Toute la sélection suisse intégrant une part de froment a donc été balayée du marché il y a 25 ans. Ce fut notamment le cas des variétés Lueg et Hubbel, variétés, pour l'époque, bien plus résistantes et productives que Oberkulmer et Ostro.
La conséquence de cette recherche de la « pureté variétale », terme qui donne des frissons 80 ans après l'ouverture des portes des camps de l'horreur, apparaît désormais clairement à l'analyse des rendements. Si depuis, 20 ans, les rendements en froment stagnent et ne diminuent pas, c'est parce que la sélection compense les pertes dues au dérèglement climatique. En épeautre, l'arrêt de la sélection et la non-utilisation d'une magnifique diversité a conduit la culture à une réduction de 30% du rendement ! Les deux « purs » épeautres sont très sensibles à la verse, aux rouilles et ne sont pas adaptés aux nouvelles conditions climatiques plus sèches et plus chaudes qui affectent la Suisse.

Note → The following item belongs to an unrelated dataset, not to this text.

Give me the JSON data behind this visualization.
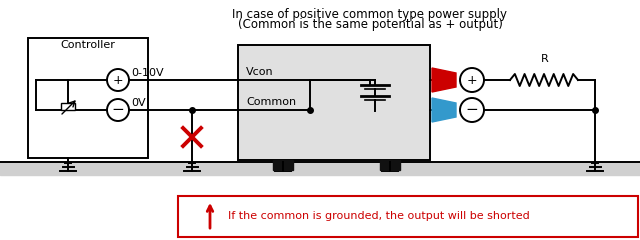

Dans mon métier, je passe beaucoup de temps à étudier les métabolismes de défense et de développement des espèces végétales. Je remarque avec toujours autant d'émerveillement la diversité des mécanismes mis en place par les plantes au travers des variétés. Elles n'ont jamais une façon unique de réagir face à un pathogène, un ravageur, un stress ou une carence. La diversité des variétés permet de ne pas suivre des procédures figées. En les adaptant continuellement et en mettant à profit la diversité de leurs mécanismes de réaction, on peut faire face aux défis climatiques. Dans le monde vivant, la rigidité est synonyme de mort. C'est pourquoi je plaide pour une sélection vivante et diversifiée.